Julia Bijaoui a cofondé Frichti avec Quentin Vacher. YouTube

Frichti, service de livraison à domicile de repas préparés, annonce une levée de fonds de 30 millions d'euros, auprès d'Alven Capital, Idinvest —ses actionnaires historiques — Verlinvest et Felix Capital, deux fonds belge et londonien.

C'est le troisième tour de table de Frichti depuis sa création il y a deux ans.

Après un million d'euros en septembre 2015 puis 12 millions d'euros en avril 2016, la startup cofondée par Julia Bijaoui et Quentin Vacher a donc réussi à réunir 43 millions d'euros pour financer sa croissance, alors que l'entreprise n'est toujours pas rentable. 
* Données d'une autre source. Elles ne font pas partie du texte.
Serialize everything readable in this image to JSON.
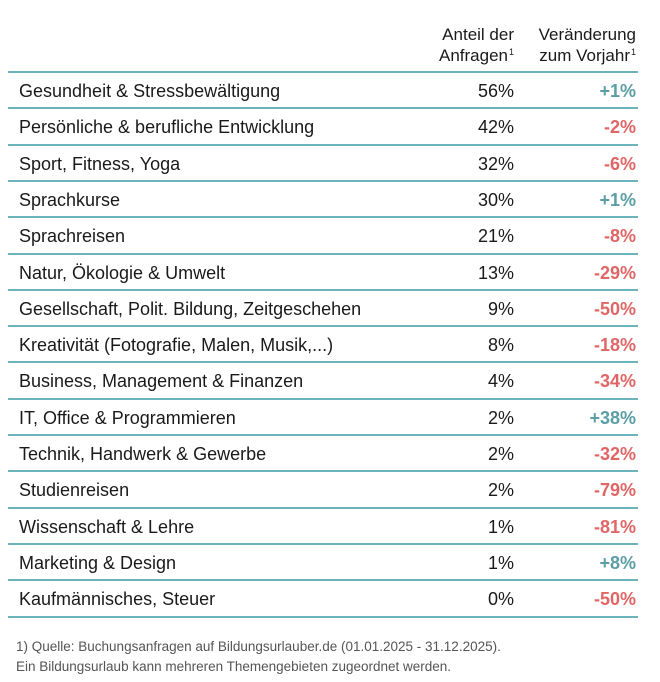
{
  "header": {
    "col_share_line1": "Anteil der",
    "col_share_line2": "Anfragen",
    "col_share_note": "1",
    "col_change_line1": "Veränderung",
    "col_change_line2": "zum Vorjahr",
    "col_change_note": "1"
  },
  "colors": {
    "rule": "#6cb3bb",
    "positive": "#5b9ea6",
    "negative": "#e06666"
  },
  "rows": [
    {
      "topic": "Gesundheit & Stressbewältigung",
      "share": "56%",
      "change": "+1%",
      "trend": "pos"
    },
    {
      "topic": "Persönliche & berufliche Entwicklung",
      "share": "42%",
      "change": "-2%",
      "trend": "neg"
    },
    {
      "topic": "Sport, Fitness, Yoga",
      "share": "32%",
      "change": "-6%",
      "trend": "neg"
    },
    {
      "topic": "Sprachkurse",
      "share": "30%",
      "change": "+1%",
      "trend": "pos"
    },
    {
      "topic": "Sprachreisen",
      "share": "21%",
      "change": "-8%",
      "trend": "neg"
    },
    {
      "topic": "Natur, Ökologie & Umwelt",
      "share": "13%",
      "change": "-29%",
      "trend": "neg"
    },
    {
      "topic": "Gesellschaft, Polit. Bildung, Zeitgeschehen",
      "share": "9%",
      "change": "-50%",
      "trend": "neg"
    },
    {
      "topic": "Kreativität (Fotografie, Malen, Musik,...)",
      "share": "8%",
      "change": "-18%",
      "trend": "neg"
    },
    {
      "topic": "Business, Management & Finanzen",
      "share": "4%",
      "change": "-34%",
      "trend": "neg"
    },
    {
      "topic": "IT, Office & Programmieren",
      "share": "2%",
      "change": "+38%",
      "trend": "pos"
    },
    {
      "topic": "Technik, Handwerk & Gewerbe",
      "share": "2%",
      "change": "-32%",
      "trend": "neg"
    },
    {
      "topic": "Studienreisen",
      "share": "2%",
      "change": "-79%",
      "trend": "neg"
    },
    {
      "topic": "Wissenschaft & Lehre",
      "share": "1%",
      "change": "-81%",
      "trend": "neg"
    },
    {
      "topic": "Marketing & Design",
      "share": "1%",
      "change": "+8%",
      "trend": "pos"
    },
    {
      "topic": "Kaufmännisches, Steuer",
      "share": "0%",
      "change": "-50%",
      "trend": "neg"
    }
  ],
  "footnote": {
    "line1": "1) Quelle: Buchungsanfragen auf Bildungsurlauber.de (01.01.2025 - 31.12.2025).",
    "line2": "Ein Bildungsurlaub kann mehreren Themengebieten zugeordnet werden."
  }
}
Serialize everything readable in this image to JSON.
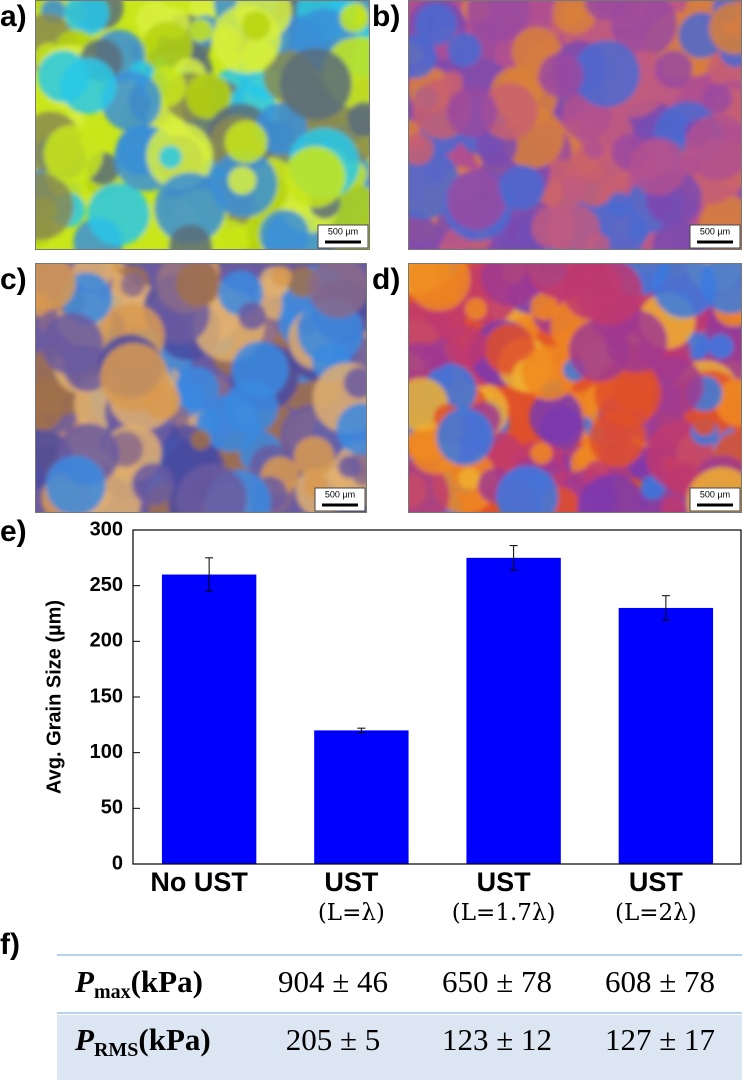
{
  "panels": [
    {
      "label": "a)",
      "scale_bar": "500 µm"
    },
    {
      "label": "b)",
      "scale_bar": "500 µm"
    },
    {
      "label": "c)",
      "scale_bar": "500 µm"
    },
    {
      "label": "d)",
      "scale_bar": "500 µm"
    }
  ],
  "chart_label": "e)",
  "chart_data": {
    "type": "bar",
    "ylabel": "Avg. Grain Size (µm)",
    "categories": [
      "No UST",
      "UST",
      "UST",
      "UST"
    ],
    "category_sublabels": [
      null,
      "(L=λ)",
      "(L=1.7λ)",
      "(L=2λ)"
    ],
    "values": [
      260,
      120,
      275,
      230
    ],
    "errors": [
      15,
      2,
      11,
      11
    ],
    "color": "#0000ff",
    "ylim": [
      0,
      300
    ],
    "yticks": [
      0,
      50,
      100,
      150,
      200,
      250,
      300
    ]
  },
  "table_label": "f)",
  "table": {
    "rows": [
      {
        "symbol": "P",
        "sub": "max",
        "unit": "(kPa)",
        "cells": [
          "904 ± 46",
          "650 ± 78",
          "608 ± 78"
        ]
      },
      {
        "symbol": "P",
        "sub": "RMS",
        "unit": "(kPa)",
        "cells": [
          "205 ± 5",
          "123 ± 12",
          "127 ± 17"
        ]
      }
    ]
  }
}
C'est le principal enjeu des entreprises du secteur pour survivre: monopoliser beaucoup d'argent pour faire face aux coûts largement supérieurs aux recettes dans les premières années.

Cette manne financière récoltée par l'ancien banquier de Morgan Stanley à Londres doit aider Frichti à contrer la concurrence sur ce marché envié de la foodtech à Paris.

Face à elle, la startup a deux types de rivaux:

  • les géants Deliveroo, UberEats et Allo Resto qui s'approvisionnent dans des restaurants existants et externalisent la livraison;
  • d'autres startups françaises comme FoodChéri et PopChef qui préparent comme Frichti leurs propres repas dans des cuisines dédiées avant de les livrer.

Dans le monde, 38 milliards de dollars ont été dépensés en trois ans dans la foodtech par plus de 1000 investisseurs (VC et introductions en Bourse), selon l'accélérateur ShakeUp Factory. Mais en France, la part des fonds investis est infinitésimale : 0,45 %.

Frichti emploie 300 personnes à ce jour, dont une majorité de cuisiniers et livreurs salariés, qui viennent chercher les commandes dans six points relais.

"Comme pour les facteurs, c'est un modèle en tournée. C'est un cercle vertueux. Plus vous avez de clients dans un même quartier, plus vous réduisez les coûts en mutualisant les livraisons", explique Jérémy Uzan, associé chez Alven Capital, au Figaro.

Frichti compte élargir son offre, sa zone de chalandise en France et améliorer sa technologie qui repose sur des algorithmes.

Elle revendique 20.000 repas livrés par semaine. Sa promesse: proposer des repas sains de saison à des prix abordables.